Egeus & Hermia in A Midsummer Night's Dream

Instructor: Celeste Bright

Celeste has taught college English for four years and holds a Ph.D. in English Language and Literature.

The relationship between Egeus and Hermia is probably the most disturbing one in 'A Midsummer Night's Dream.' We'll look at their character traits and analyze their conflict in the play.

The Basic Conflict Between Egeus and Hermia

Early in Act 1, Egeus heatedly complains to Theseus, the Duke of Athens, that he's unhappy with Hermia because she refuses to marry Demetrius, the man he's chosen for her. Really, he's angry because Hermia's previous 'obedience' has been turned ''(t)o stubborn harshness.'' Egeus says that because her obedience is legally ''due to (him),'' he wants to prosecute her to the fullest extent of the law. Hermia asks her father to consider her point of view. When this fails, she asks Theseus what the worst-case legal scenario is for her so she can make an informed decision. Theseus explains that if she won't marry Demetrius, her options are to be executed by court order or become a nun. The two men give Hermia until the next morning to choose her fate.

Egeus bringing Hermia before Theseus in court
Egeus bringing Hermia before Theseus in court

As if this weren't bad enough, Egeus treats Hermia like a helpless doll with no critical or independent thinking skills. He claims that Lysander ''bewitch'd her and 'filch'd (stole) her heart'', as if she's unable to form an opinion of him for herself.

Gender Roles in the Elizabethan Era

The nature of this conflict is certainly outrageous by today's standards.
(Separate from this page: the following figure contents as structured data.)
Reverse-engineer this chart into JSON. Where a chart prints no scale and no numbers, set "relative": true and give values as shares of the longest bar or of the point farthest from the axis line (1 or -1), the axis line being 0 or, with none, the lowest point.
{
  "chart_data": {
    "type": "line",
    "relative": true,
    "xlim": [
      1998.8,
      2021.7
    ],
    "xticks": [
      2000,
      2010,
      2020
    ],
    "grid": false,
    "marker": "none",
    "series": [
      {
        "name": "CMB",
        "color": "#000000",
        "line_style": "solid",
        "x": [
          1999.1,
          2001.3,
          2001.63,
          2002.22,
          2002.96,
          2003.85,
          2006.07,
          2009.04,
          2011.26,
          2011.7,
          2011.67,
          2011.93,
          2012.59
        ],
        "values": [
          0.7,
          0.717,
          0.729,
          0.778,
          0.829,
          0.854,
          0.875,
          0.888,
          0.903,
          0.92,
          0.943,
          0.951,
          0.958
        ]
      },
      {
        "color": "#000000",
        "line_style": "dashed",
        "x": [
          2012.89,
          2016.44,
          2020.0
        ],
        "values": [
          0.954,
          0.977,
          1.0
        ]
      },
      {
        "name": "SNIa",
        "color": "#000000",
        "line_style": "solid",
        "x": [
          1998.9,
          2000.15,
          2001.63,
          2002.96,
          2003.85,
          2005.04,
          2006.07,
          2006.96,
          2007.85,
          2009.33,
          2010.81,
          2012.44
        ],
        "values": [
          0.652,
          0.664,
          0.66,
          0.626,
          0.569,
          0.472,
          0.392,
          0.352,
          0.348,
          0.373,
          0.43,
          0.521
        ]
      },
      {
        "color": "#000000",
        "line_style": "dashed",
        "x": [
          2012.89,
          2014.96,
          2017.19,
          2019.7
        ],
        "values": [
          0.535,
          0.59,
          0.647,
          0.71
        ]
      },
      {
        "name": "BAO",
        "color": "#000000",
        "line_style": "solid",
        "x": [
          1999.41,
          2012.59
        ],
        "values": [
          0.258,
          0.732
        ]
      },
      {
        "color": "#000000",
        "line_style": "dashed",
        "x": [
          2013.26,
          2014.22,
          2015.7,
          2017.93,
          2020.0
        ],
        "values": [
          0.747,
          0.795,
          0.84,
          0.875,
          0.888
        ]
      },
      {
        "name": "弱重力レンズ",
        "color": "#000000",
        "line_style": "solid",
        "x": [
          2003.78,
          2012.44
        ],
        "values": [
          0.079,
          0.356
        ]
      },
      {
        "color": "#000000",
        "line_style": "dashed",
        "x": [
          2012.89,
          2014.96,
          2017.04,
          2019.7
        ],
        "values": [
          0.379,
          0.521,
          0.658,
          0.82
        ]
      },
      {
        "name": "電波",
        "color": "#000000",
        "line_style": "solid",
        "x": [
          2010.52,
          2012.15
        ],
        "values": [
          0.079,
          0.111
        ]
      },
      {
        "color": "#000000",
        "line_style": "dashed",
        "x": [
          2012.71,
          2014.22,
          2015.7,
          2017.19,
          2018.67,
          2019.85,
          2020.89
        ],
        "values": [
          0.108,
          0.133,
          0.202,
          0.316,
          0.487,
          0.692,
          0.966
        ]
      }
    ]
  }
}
To understand it, we'll need to look at gender roles in the Elizabethan era, when Shakespeare was writing. During this time, women were universally considered inferior to men and were expected to be subservient to them. Women couldn't be educated, enter politics, hold any important offices, or inherit property. Instead, they were property. Even Queen Elizabeth herself would have been expected to obey her husband if she'd married, which is doubtless a major reason that she didn't.

An Elizabethan woman submissively asking what her husband wishes
An Elizabethan woman submissively asking what her husband wishes

Men who were heads of households, like Egeus, were expected to make decisions for female family members. That's why Egeus chooses a husband for Hermia, and why he fully expects her to follow orders. It's also why Theseus tells Hermia: ''To you your father should be as a god' and 'your eyes with his judgement must look.'' As far as society is concerned, Hermia's disobedience is the outrageous behavior, not Egeus' control over her.

Egeus: A Senselessly Rigid and Unreasonable Character

However, even for Elizabethan times, Egeus is an especially rigid and aggressively misogynist character. (A misogynist is anyone who believes women are inferior to men). We know this for at least three reasons.

First, even as a father who wants his daughter to obey him, it's not necessary for him to seek the most dire punishment legally available. Even as her 'superior' and 'owner,' a reasonable and loving father would be free to choose other solutions less harmful to his daughter (such as not executing her). However, Egeus clearly doesn't care about Hermia's well-being: he only cares about getting his way and using his clout as a male and acquaintance of the duke.

Second, although we don't expect him to listen to Hermia, we find that he won't listen to reason from a man, either. Lysander explains that, socially and financially, he's every bit as qualified to marry her as Demetrius: ''I am, my lord, as well deriv'd as he, As well possess'd; my love is more than his; My fortunes every way as fairly rank'd (If not with vantage) as Demetrius'.'' What kind of father wouldn't want his daughter to marry a respectable, well-off man who genuinely loves her?

Third, Lysander points out that Demetrius has already behaved less than honorably toward Helena, implying that he may be unfaithful to Hermia as well. Still, Egeus won't listen.